On a currently-developed project that has multiple commits per day, running npm-audit as part of your build pipeline is not a problem. But once the Project is done, how do you keep up this process to catch those npm-based security issues?
In this article, we will discuss how to get notified, when your packages get stale by using bitbucket-pipelines.
Using scheduled pipelines allows to run audits daily!
There are other articles (i.e. https://medium.com/@nick.p.doyle/devsecops-applied-setting-up-automated-security-auditing-of-a-node-js-app-with-bitbucket-pipelines-1577b1d4dc7c) that go into detail on how to setup npm audit for bitbucket-pipelines, so today we will discuss how to set up the scheduled build.
Steps involved
- Add a custom build
- Add scheduled pipeline
- Test
Add a custom build
In NPM 7 and NPM 8 the script change slightly.
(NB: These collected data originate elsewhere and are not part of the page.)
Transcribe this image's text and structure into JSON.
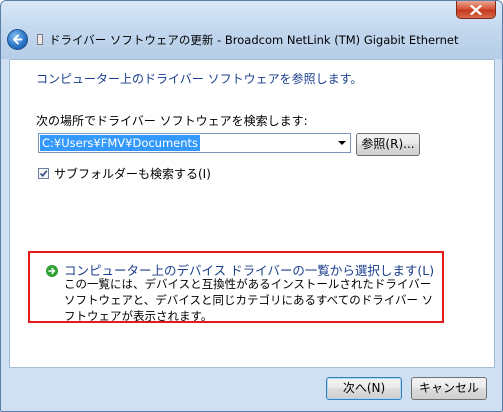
{
  "window": {
    "title": "ドライバー ソフトウェアの更新 - Broadcom NetLink (TM) Gigabit Ethernet"
  },
  "icons": {
    "close": "close-icon",
    "back": "back-arrow-icon",
    "device": "device-icon",
    "option": "green-arrow-icon",
    "combo": "chevron-down-icon",
    "check": "checkmark-icon"
  },
  "content": {
    "heading": "コンピューター上のドライバー ソフトウェアを参照します。",
    "search_label": "次の場所でドライバー ソフトウェアを検索します:",
    "path_value": "C:¥Users¥FMV¥Documents",
    "browse_label": "参照(R)...",
    "subfolder_label": "サブフォルダーも検索する(I)",
    "subfolder_checked": true,
    "option_title": "コンピューター上のデバイス ドライバーの一覧から選択します(L)",
    "option_desc": "この一覧には、デバイスと互換性があるインストールされたドライバー ソフトウェアと、デバイスと同じカテゴリにあるすべてのドライバー ソフトウェアが表示されます。"
  },
  "footer": {
    "next_label": "次へ(N)",
    "cancel_label": "キャンセル"
  },
  "colors": {
    "link_blue": "#1a3e8c",
    "highlight_red": "#e31b1b",
    "selection_blue": "#3399ff"
  }
}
Please see below for more information.
The first step is to add a “custom” section as a child of “pipelines” to the bitbucket-pipelines.yml file:
image: node:12.14pipelines:
default:
[default pipeline]
custom:
npmaudit:
- step:
script:
npm install -g npm-audit-helper
npm audit --json | npm-audit-helper --prod-only
If you are having trouble getting the bitbucket-pipelines.yml file to work, the validator (https://bitbucket-pipelines.atlassian.io/validator) helps pinpoint errors in your yml file.
The flag “ — only=prod” ensures only the production-packages are audited since development packages should not be relevant for the production payload.
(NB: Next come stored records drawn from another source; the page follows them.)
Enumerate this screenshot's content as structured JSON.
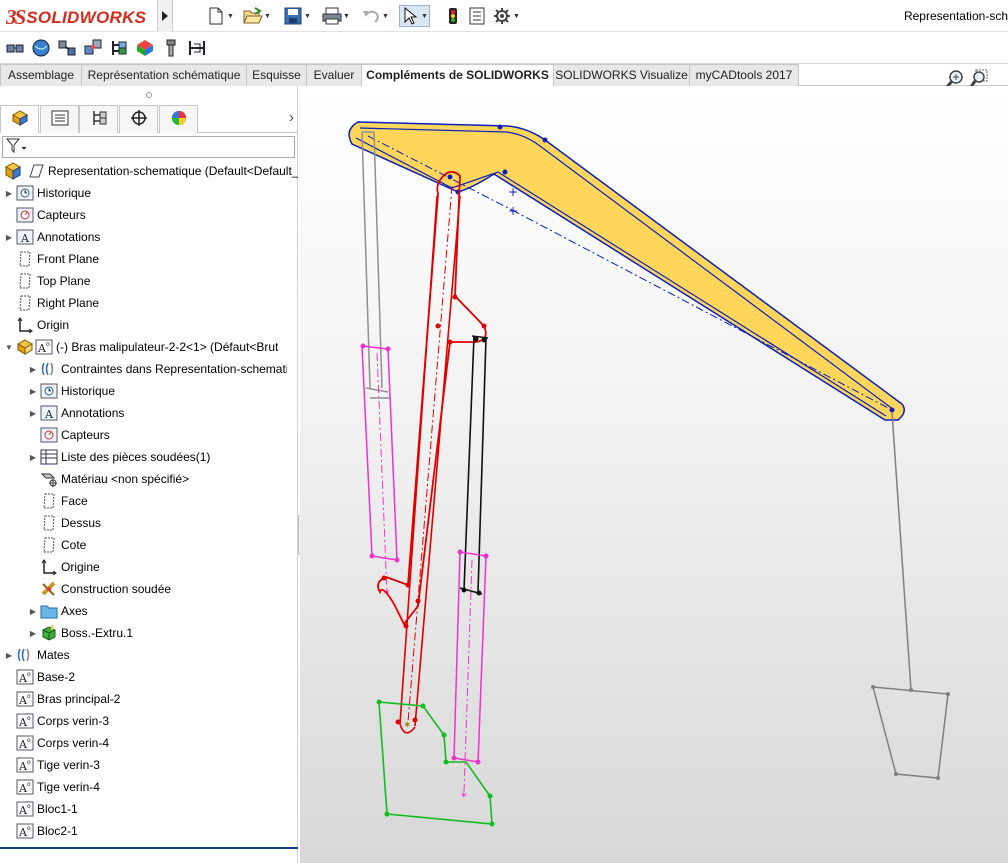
{
  "app": {
    "logo_mark": "3S",
    "logo_text": "SOLIDWORKS",
    "document_title": "Representation-sch"
  },
  "toolbar": {
    "icons": [
      "new-document-icon",
      "open-icon",
      "save-icon",
      "print-icon",
      "undo-icon",
      "select-icon",
      "rebuild-icon",
      "file-properties-icon",
      "options-icon"
    ]
  },
  "command_tabs": [
    {
      "label": "Assemblage",
      "active": false
    },
    {
      "label": "Représentation schématique",
      "active": false
    },
    {
      "label": "Esquisse",
      "active": false
    },
    {
      "label": "Evaluer",
      "active": false
    },
    {
      "label": "Compléments de SOLIDWORKS",
      "active": true
    },
    {
      "label": "SOLIDWORKS Visualize",
      "active": false
    },
    {
      "label": "myCADtools 2017",
      "active": false
    }
  ],
  "feature_tree": {
    "root": "Representation-schematique  (Default<Default_",
    "items": [
      {
        "label": "Historique",
        "icon": "history-icon",
        "expandable": true
      },
      {
        "label": "Capteurs",
        "icon": "sensor-icon",
        "expandable": false
      },
      {
        "label": "Annotations",
        "icon": "annotation-icon",
        "expandable": true
      },
      {
        "label": "Front Plane",
        "icon": "plane-icon",
        "expandable": false
      },
      {
        "label": "Top Plane",
        "icon": "plane-icon",
        "expandable": false
      },
      {
        "label": "Right Plane",
        "icon": "plane-icon",
        "expandable": false
      },
      {
        "label": "Origin",
        "icon": "origin-icon",
        "expandable": false
      },
      {
        "label": "(-) Bras malipulateur-2-2<1> (Défaut<Brut",
        "icon": "part-icon",
        "expandable": true,
        "expanded": true
      },
      {
        "label": "Contraintes dans Representation-schemati",
        "icon": "mates-icon",
        "expandable": true
      },
      {
        "label": "Historique",
        "icon": "history-icon",
        "expandable": true
      },
      {
        "label": "Annotations",
        "icon": "annotation-icon",
        "expandable": true
      },
      {
        "label": "Capteurs",
        "icon": "sensor-icon",
        "expandable": false
      },
      {
        "label": "Liste des pièces soudées(1)",
        "icon": "cutlist-icon",
        "expandable": true
      },
      {
        "label": "Matériau <non spécifié>",
        "icon": "material-icon",
        "expandable": false
      },
      {
        "label": "Face",
        "icon": "plane-icon",
        "expandable": false
      },
      {
        "label": "Dessus",
        "icon": "plane-icon",
        "expandable": false
      },
      {
        "label": "Cote",
        "icon": "plane-icon",
        "expandable": false
      },
      {
        "label": "Origine",
        "icon": "origin-icon",
        "expandable": false
      },
      {
        "label": "Construction soudée",
        "icon": "weldment-icon",
        "expandable": false
      },
      {
        "label": "Axes",
        "icon": "folder-icon",
        "expandable": true
      },
      {
        "label": "Boss.-Extru.1",
        "icon": "extrude-icon",
        "expandable": true
      },
      {
        "label": "Mates",
        "icon": "mates-icon",
        "expandable": true
      },
      {
        "label": "Base-2",
        "icon": "sketch-icon",
        "expandable": false
      },
      {
        "label": "Bras principal-2",
        "icon": "sketch-icon",
        "expandable": false
      },
      {
        "label": "Corps verin-3",
        "icon": "sketch-icon",
        "expandable": false
      },
      {
        "label": "Corps verin-4",
        "icon": "sketch-icon",
        "expandable": false
      },
      {
        "label": "Tige verin-3",
        "icon": "sketch-icon",
        "expandable": false
      },
      {
        "label": "Tige verin-4",
        "icon": "sketch-icon",
        "expandable": false
      },
      {
        "label": "Bloc1-1",
        "icon": "sketch-icon",
        "expandable": false
      },
      {
        "label": "Bloc2-1",
        "icon": "sketch-icon",
        "expandable": false
      }
    ]
  },
  "colors": {
    "boom_fill": "#ffd65a",
    "boom_edge": "#0a1fbf",
    "main_arm": "#e00000",
    "cylinder_body": "#ee33cc",
    "cylinder_rod_grey": "#909090",
    "cylinder_rod_black": "#111111",
    "base": "#11bb22",
    "bucket": "#808080"
  }
}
Make sure to commit the changes before proceeding to the second step.
update for npm7:
In npm7 the script changes slightly, as npm is now able to do the pruning of dev-dependencies on on it’s own:
script:
npm audit --json --only=prod
update for npm8:
In npm8 the script changes slightly, as npm changed the command line arguments slightly:
script:
npm audit --omit=dev
Add scheduled pipeline
For the second step, head over to bitbucket.com and go to the pipelines section of your project. On the top right-hand corner, there is a “Schedules” button.
Click the “Schedules” button followed by the “new schedule” button.
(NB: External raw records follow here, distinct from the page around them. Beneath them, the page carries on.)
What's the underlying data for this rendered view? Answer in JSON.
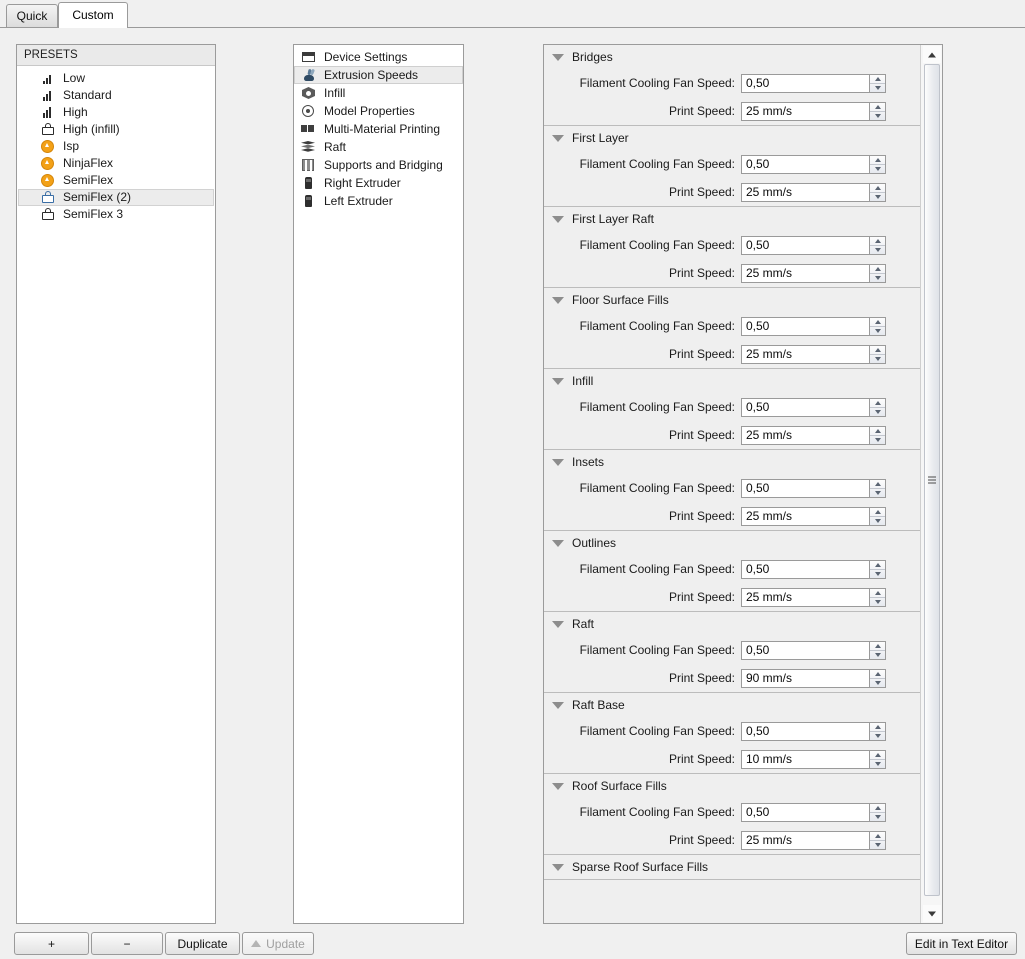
{
  "tabs": [
    {
      "label": "Quick",
      "active": false
    },
    {
      "label": "Custom",
      "active": true
    }
  ],
  "presets": {
    "header": "PRESETS",
    "items": [
      {
        "label": "Low",
        "icon": "quality-bars-icon",
        "selected": false
      },
      {
        "label": "Standard",
        "icon": "quality-bars-icon",
        "selected": false
      },
      {
        "label": "High",
        "icon": "quality-bars-icon",
        "selected": false
      },
      {
        "label": "High (infill)",
        "icon": "lock-icon",
        "selected": false
      },
      {
        "label": "Isp",
        "icon": "flex-material-icon",
        "selected": false
      },
      {
        "label": "NinjaFlex",
        "icon": "flex-material-icon",
        "selected": false
      },
      {
        "label": "SemiFlex",
        "icon": "flex-material-icon",
        "selected": false
      },
      {
        "label": "SemiFlex (2)",
        "icon": "lock-icon",
        "selected": true
      },
      {
        "label": "SemiFlex 3",
        "icon": "lock-icon",
        "selected": false
      }
    ]
  },
  "categories": {
    "items": [
      {
        "label": "Device Settings",
        "icon": "window-icon",
        "selected": false
      },
      {
        "label": "Extrusion Speeds",
        "icon": "rabbit-icon",
        "selected": true
      },
      {
        "label": "Infill",
        "icon": "infill-cube-icon",
        "selected": false
      },
      {
        "label": "Model Properties",
        "icon": "target-icon",
        "selected": false
      },
      {
        "label": "Multi-Material Printing",
        "icon": "multi-material-icon",
        "selected": false
      },
      {
        "label": "Raft",
        "icon": "layers-icon",
        "selected": false
      },
      {
        "label": "Supports and Bridging",
        "icon": "support-box-icon",
        "selected": false
      },
      {
        "label": "Right Extruder",
        "icon": "extruder-icon",
        "selected": false
      },
      {
        "label": "Left Extruder",
        "icon": "extruder-icon",
        "selected": false
      }
    ]
  },
  "settings": {
    "labels": {
      "fan_speed": "Filament Cooling Fan Speed:",
      "print_speed": "Print Speed:"
    },
    "sections": [
      {
        "title": "Bridges",
        "fan_speed": "0,50",
        "print_speed": "25 mm/s",
        "collapsed": false
      },
      {
        "title": "First Layer",
        "fan_speed": "0,50",
        "print_speed": "25 mm/s",
        "collapsed": false
      },
      {
        "title": "First Layer Raft",
        "fan_speed": "0,50",
        "print_speed": "25 mm/s",
        "collapsed": false
      },
      {
        "title": "Floor Surface Fills",
        "fan_speed": "0,50",
        "print_speed": "25 mm/s",
        "collapsed": false
      },
      {
        "title": "Infill",
        "fan_speed": "0,50",
        "print_speed": "25 mm/s",
        "collapsed": false
      },
      {
        "title": "Insets",
        "fan_speed": "0,50",
        "print_speed": "25 mm/s",
        "collapsed": false
      },
      {
        "title": "Outlines",
        "fan_speed": "0,50",
        "print_speed": "25 mm/s",
        "collapsed": false
      },
      {
        "title": "Raft",
        "fan_speed": "0,50",
        "print_speed": "90 mm/s",
        "collapsed": false
      },
      {
        "title": "Raft Base",
        "fan_speed": "0,50",
        "print_speed": "10 mm/s",
        "collapsed": false
      },
      {
        "title": "Roof Surface Fills",
        "fan_speed": "0,50",
        "print_speed": "25 mm/s",
        "collapsed": false
      },
      {
        "title": "Sparse Roof Surface Fills",
        "fan_speed": "",
        "print_speed": "",
        "collapsed": false
      }
    ]
  },
  "buttons": {
    "add": "+",
    "remove": "−",
    "duplicate": "Duplicate",
    "update": "Update",
    "edit_in_text_editor": "Edit in Text Editor"
  },
  "colors": {
    "accent_orange": "#f3a117",
    "panel_bg": "#efefef",
    "window_bg": "#f0f0f0",
    "border": "#9b9b9b",
    "selection": "#ececec"
  }
}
Choose the “master” (or whatever your production branch is) branch, select the newly created custom pipeline and choose a schedule and time when to run it.
Since npm audit usually runs in well under a minute, I suggest running it daily. At 60 seconds per build this would only eat up 30 minutes per month (A Bitbucket standard-subscription has 500 minutes / month pipelines compute time included).
Click “create” and your schedule is set-up.
Test
After setting up the scheduled pipeline, I’m guessing you do not want to wait a night to find out whether the pipeline works or not. To test your new schedule:
- Head over to the branches view
- Click on the three dots “…” and choose “Run pipeline for a branch”
- Select the “npmaudit” pipeline and click on “run”.
Do not audit dev dependencies
There is one step that i think needs special consideration. The current version of npm audit does not ignore dev dependenices even with the flag — only=prod (this has been fixed with npm7, so ignore this section when using npm7 or higher). devDependencies are not part of the payload and I have seen it more than once that an audits fail because of a security issue in a dev tool. Of course these should also be considered and taken care of but often they take a bit longer to be addressed by the module maintainers. So you might end up with a false alarm or even worse, you need to disable npm audits for build commits because of an issue irrelevant to the production payload.
The easiest way is to use a module called pm-audit-helper and run npm audit like this:
npm audit --json | npm-audit-helper --prod-only
Conclusion
Running npm audit on a scheduled pipeline is a cost-effective way to stay on top of security issues found in npm packages.